Falando especificadamente da HQ, quando começamos a ler sobre "a história da opressão das mulheres", é apontado questões como o casamento obrigatório, o voto, a falta de educação formal, etc. E o texto é acompanhado de ilustrações de mulheres brancas, claro, pois essas questões eram relacionadas a nós, já que para mulheres negras as coisas eram um poucos diferentes, e piores.
Mesmo impossibilitadas de irem para a faculdade, muitas mulheres brancas podiam aprender a ler e escrever, em casa, enquanto para mulheres negras na mesma época isso era totalmente proibido.
E para se casarem, mulheres negras até tinha a "liberdade" de escolher seus parceiros, mas precisavam pedir permissão aos "senhores e senhoras" e muitas vezes isso era negado. Era na verdade uma falsa liberdade, pois a mulher escravizada "pertencia" ao "senhor de escravos", mesmo que fosse "casada" isso não ia impedir os estupros que ocorriam por parte dos homens brancos. Sem contar as situações em que tinham seus filhos tirados ao serem vendidos para outras fazendas.
Todas essas questões poderiam ter sido abordadas na HQ se a ideia era falar como era o retrato de opressão da mulher no século XIX, mas parece haver uma tendência a começar falando como a sociedade é/era com as mulheres brancas.

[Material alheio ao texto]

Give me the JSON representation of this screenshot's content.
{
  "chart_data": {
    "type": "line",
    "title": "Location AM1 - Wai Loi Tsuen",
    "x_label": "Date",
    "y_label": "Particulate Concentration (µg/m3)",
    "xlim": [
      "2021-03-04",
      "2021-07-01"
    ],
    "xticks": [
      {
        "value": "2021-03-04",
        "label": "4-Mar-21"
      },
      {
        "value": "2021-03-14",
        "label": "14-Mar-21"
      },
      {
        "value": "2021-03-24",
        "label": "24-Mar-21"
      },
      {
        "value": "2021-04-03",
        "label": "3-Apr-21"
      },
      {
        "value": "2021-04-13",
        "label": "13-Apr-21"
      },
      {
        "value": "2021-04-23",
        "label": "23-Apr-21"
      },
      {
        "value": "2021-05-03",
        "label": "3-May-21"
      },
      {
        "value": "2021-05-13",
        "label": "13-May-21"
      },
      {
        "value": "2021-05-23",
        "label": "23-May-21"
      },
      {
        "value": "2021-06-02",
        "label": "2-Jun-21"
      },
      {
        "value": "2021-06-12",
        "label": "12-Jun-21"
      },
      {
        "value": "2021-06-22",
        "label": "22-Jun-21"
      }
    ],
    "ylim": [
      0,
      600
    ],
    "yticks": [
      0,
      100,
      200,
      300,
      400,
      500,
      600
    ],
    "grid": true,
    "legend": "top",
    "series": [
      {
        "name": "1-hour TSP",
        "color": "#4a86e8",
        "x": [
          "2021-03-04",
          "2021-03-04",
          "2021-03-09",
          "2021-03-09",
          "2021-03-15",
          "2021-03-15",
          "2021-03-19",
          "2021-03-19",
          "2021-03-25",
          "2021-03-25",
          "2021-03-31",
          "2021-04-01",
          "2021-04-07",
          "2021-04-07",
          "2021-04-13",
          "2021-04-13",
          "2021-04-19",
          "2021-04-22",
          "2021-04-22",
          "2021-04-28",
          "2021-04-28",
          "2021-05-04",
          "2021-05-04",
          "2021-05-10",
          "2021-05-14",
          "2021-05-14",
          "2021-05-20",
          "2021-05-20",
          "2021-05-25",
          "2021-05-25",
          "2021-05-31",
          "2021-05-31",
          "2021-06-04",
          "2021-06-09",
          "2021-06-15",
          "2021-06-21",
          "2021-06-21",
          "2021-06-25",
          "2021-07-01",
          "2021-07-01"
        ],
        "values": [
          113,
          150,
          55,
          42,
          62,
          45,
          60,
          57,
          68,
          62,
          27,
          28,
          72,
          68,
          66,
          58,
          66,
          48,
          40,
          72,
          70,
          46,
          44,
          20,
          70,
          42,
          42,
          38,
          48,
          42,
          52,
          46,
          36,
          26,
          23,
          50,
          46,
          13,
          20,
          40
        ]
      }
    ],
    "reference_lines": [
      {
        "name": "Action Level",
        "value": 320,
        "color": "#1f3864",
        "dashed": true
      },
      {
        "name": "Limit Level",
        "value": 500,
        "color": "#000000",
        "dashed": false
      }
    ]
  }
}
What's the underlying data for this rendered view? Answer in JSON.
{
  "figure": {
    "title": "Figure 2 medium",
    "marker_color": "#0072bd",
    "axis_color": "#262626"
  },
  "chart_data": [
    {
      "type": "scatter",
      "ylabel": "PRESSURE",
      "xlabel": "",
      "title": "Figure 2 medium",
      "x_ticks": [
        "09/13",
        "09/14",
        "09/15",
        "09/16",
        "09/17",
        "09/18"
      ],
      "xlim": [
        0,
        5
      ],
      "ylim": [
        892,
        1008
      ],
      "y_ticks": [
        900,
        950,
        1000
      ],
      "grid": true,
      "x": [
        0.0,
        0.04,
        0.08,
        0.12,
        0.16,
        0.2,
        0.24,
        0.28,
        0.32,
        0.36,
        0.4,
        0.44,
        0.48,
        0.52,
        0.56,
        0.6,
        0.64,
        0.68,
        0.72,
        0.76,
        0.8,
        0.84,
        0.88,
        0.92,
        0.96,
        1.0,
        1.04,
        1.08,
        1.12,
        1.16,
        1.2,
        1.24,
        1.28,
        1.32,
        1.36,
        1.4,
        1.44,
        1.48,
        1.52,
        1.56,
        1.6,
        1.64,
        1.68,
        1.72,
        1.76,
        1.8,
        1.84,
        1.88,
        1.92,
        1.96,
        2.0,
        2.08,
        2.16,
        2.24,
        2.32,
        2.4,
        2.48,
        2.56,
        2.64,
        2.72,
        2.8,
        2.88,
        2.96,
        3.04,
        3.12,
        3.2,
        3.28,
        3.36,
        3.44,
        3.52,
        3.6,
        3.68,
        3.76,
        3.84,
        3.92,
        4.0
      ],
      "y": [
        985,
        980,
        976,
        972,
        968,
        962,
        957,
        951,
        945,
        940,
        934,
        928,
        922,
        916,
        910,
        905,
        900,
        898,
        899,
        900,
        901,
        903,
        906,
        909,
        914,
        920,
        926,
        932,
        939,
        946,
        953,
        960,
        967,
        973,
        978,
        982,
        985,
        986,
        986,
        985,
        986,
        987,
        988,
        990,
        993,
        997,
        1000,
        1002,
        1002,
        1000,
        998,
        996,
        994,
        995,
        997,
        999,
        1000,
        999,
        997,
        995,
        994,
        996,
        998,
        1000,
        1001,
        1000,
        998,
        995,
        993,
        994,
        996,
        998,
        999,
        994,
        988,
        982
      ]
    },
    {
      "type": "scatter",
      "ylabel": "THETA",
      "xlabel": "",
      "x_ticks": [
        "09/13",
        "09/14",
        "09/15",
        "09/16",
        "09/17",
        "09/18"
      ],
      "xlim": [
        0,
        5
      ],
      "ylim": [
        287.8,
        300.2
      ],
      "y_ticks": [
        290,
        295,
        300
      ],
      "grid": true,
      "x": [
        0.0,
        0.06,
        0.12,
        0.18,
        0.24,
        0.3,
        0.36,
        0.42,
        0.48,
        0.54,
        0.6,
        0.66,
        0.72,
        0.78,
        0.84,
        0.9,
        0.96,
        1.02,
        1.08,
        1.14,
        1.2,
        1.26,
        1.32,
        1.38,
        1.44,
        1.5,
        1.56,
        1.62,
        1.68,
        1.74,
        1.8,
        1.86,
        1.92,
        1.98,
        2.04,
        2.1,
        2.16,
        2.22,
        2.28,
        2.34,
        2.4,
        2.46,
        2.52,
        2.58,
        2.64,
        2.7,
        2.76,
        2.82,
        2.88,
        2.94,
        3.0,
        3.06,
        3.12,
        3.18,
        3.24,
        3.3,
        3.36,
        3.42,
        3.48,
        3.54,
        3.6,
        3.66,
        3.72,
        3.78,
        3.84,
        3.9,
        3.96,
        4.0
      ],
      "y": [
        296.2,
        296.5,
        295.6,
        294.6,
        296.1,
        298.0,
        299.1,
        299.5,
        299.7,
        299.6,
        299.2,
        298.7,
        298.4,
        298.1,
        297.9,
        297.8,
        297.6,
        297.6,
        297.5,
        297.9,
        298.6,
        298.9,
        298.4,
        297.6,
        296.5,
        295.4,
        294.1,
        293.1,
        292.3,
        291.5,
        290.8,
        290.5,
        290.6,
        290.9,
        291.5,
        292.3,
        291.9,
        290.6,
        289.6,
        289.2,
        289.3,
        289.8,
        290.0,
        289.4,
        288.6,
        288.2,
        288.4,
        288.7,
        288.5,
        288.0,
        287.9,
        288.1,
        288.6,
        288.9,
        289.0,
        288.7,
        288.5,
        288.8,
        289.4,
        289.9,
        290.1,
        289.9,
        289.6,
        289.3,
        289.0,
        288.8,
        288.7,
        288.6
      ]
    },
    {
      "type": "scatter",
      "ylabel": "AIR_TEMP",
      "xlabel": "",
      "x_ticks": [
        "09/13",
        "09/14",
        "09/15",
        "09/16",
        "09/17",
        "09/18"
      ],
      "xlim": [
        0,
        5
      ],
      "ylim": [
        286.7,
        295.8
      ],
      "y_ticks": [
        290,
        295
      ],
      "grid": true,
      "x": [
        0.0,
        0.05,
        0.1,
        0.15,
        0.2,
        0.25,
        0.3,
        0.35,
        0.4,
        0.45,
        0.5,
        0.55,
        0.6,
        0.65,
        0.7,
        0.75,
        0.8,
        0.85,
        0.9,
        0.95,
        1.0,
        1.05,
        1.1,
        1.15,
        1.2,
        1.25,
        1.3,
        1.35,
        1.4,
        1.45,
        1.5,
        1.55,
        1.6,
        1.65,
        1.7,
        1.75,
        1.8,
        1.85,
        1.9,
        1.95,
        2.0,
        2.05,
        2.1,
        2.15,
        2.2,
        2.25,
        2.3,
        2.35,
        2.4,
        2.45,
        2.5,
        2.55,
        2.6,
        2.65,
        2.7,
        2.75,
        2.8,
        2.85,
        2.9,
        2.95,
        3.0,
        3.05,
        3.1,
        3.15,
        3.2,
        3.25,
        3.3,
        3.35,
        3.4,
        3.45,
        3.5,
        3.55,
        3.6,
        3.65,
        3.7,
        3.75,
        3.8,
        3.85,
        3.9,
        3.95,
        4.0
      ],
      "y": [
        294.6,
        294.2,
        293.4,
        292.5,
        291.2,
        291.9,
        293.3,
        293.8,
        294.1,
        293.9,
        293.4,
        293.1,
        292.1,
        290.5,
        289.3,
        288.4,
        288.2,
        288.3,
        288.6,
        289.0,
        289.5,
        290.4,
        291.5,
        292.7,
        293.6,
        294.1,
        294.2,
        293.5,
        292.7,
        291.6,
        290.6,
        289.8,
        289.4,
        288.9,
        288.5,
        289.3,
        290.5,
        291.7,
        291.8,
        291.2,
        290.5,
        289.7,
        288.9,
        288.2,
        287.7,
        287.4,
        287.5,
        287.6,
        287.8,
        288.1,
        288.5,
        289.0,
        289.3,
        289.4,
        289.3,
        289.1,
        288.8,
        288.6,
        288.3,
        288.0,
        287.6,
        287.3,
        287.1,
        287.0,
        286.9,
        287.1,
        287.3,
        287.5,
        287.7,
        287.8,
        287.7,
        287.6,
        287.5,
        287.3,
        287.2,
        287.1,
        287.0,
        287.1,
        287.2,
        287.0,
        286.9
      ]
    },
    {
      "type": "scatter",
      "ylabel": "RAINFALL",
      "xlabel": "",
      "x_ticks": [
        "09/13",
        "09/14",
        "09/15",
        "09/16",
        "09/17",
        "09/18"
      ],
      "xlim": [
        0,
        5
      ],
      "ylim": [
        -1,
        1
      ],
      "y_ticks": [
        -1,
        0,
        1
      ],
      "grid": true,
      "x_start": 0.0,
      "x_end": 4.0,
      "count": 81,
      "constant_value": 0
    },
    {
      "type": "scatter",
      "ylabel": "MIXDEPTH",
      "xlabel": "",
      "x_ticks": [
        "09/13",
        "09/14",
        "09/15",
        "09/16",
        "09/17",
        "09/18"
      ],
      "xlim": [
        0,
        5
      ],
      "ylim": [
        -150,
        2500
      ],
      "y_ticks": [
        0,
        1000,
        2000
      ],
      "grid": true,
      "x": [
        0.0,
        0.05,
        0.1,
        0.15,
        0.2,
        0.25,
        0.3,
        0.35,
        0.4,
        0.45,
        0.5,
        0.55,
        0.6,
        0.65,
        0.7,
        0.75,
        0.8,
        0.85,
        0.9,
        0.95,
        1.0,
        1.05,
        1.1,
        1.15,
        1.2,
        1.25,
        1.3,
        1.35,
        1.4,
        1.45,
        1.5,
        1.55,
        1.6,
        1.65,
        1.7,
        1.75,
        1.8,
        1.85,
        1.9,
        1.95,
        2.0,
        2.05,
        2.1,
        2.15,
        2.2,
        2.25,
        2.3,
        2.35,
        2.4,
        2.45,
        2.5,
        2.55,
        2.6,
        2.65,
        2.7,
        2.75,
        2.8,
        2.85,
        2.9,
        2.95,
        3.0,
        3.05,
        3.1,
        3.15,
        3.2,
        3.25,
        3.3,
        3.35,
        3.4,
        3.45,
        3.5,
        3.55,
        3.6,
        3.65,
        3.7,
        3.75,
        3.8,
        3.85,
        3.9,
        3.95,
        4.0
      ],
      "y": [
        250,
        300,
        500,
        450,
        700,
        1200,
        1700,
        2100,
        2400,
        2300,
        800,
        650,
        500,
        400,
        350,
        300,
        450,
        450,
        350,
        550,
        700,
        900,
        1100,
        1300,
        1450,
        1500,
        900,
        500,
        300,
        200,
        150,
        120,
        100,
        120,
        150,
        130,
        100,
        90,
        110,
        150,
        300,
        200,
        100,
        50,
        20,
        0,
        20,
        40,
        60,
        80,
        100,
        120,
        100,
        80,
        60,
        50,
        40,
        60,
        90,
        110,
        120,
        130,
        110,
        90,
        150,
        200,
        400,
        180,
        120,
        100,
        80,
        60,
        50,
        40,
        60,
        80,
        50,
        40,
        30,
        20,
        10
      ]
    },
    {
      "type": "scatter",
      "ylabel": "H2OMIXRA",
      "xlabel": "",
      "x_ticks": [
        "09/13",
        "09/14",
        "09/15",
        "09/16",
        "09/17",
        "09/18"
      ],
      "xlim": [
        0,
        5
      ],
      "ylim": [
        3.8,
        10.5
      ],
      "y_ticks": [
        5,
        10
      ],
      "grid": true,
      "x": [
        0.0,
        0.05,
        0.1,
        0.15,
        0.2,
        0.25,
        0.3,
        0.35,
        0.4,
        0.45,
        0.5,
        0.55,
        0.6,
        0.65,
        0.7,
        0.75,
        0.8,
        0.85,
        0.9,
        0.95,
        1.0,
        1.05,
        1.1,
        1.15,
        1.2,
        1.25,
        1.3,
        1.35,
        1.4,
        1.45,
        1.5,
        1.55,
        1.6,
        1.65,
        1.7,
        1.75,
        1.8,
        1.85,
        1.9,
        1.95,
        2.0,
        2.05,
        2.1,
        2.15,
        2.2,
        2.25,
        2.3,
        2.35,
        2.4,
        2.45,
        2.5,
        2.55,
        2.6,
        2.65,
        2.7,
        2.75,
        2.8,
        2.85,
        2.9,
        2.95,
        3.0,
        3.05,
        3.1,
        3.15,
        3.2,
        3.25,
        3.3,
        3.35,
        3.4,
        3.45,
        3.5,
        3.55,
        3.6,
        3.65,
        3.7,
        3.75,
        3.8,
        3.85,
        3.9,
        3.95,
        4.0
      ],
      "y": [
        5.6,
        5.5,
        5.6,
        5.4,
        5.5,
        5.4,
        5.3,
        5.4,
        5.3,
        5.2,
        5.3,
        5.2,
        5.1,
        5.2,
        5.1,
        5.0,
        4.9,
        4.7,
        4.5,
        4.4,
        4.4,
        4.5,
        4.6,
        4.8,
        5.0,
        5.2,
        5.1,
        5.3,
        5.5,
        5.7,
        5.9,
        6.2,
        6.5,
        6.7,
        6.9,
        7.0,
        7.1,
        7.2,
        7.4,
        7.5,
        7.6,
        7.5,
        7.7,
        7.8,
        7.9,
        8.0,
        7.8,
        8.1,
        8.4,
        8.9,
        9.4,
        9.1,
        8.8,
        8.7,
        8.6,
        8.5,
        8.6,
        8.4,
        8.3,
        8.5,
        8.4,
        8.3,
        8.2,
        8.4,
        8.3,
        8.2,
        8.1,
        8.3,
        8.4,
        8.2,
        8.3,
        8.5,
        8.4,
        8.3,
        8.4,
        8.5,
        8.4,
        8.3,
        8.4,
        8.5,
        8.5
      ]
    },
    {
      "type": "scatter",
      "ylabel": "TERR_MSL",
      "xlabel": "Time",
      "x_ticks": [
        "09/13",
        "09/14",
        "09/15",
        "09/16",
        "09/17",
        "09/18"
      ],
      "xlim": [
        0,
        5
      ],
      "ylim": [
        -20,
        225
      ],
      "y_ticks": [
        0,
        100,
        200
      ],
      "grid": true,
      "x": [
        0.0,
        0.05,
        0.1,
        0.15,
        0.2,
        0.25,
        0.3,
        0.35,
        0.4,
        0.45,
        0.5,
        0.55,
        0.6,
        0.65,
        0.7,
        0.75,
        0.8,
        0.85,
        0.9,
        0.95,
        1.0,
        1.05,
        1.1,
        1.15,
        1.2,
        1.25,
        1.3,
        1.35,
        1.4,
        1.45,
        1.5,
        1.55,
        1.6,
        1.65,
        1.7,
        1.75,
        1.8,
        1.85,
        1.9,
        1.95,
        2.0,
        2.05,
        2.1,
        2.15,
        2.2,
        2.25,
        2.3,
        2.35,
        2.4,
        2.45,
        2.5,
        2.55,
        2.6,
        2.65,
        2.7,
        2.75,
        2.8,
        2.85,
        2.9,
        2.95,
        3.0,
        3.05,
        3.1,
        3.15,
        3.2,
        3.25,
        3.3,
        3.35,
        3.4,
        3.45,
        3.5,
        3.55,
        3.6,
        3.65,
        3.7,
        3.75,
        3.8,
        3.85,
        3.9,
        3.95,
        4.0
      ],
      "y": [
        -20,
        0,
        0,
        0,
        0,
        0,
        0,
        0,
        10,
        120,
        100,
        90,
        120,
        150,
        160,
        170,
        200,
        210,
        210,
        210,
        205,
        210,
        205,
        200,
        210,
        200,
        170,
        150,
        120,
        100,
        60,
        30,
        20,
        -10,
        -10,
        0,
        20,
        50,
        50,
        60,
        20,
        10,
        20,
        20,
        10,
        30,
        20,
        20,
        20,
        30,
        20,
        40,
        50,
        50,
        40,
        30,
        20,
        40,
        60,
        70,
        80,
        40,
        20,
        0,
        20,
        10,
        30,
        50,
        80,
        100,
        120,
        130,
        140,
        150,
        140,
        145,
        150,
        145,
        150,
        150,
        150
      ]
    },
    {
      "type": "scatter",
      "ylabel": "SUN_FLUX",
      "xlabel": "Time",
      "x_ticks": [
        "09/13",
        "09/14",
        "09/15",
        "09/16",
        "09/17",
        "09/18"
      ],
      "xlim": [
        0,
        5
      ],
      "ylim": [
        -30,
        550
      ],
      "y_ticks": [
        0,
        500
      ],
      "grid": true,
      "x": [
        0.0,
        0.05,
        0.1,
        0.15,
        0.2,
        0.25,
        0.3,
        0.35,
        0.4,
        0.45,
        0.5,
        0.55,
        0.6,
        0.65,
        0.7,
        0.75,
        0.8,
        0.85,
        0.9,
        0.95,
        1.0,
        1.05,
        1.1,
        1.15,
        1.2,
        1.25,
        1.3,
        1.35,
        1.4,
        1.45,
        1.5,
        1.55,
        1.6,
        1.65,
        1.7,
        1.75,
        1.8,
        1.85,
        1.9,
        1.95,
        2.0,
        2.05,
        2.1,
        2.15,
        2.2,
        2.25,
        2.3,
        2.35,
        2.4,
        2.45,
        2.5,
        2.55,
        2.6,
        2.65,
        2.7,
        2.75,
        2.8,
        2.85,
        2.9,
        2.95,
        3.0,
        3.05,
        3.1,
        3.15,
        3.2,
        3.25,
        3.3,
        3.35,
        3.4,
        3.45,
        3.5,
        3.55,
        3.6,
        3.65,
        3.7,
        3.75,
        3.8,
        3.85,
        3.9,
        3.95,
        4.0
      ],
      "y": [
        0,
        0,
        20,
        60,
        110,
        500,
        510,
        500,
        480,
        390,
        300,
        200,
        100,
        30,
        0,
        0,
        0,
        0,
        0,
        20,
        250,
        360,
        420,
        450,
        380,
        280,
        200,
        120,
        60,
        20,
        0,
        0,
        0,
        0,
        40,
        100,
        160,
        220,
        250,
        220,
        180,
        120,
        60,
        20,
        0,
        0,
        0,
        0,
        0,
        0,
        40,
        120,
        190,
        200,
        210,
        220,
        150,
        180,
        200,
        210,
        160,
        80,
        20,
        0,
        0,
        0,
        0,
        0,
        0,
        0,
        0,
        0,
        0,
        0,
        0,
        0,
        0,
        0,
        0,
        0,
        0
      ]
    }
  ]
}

Isso significa que é errado falar da condição de mulheres brancas? Que elas não sofriam? Que não era aprisionadas? Que não eram livres também, em certo sentido? Não, não e não. É importante que entendamos as condições de vida das mulheres ao longo dos anos para refletirmos sobre a origem da nossa opressão e valorizarmos as conquistas de hoje. É importante falar como TODAS as mulheres sofreram e sofrem opressões diferentes ao longo do tempo. Mas também observando o uso do termo "mulheres" como universal, principalmente no contexto de raça.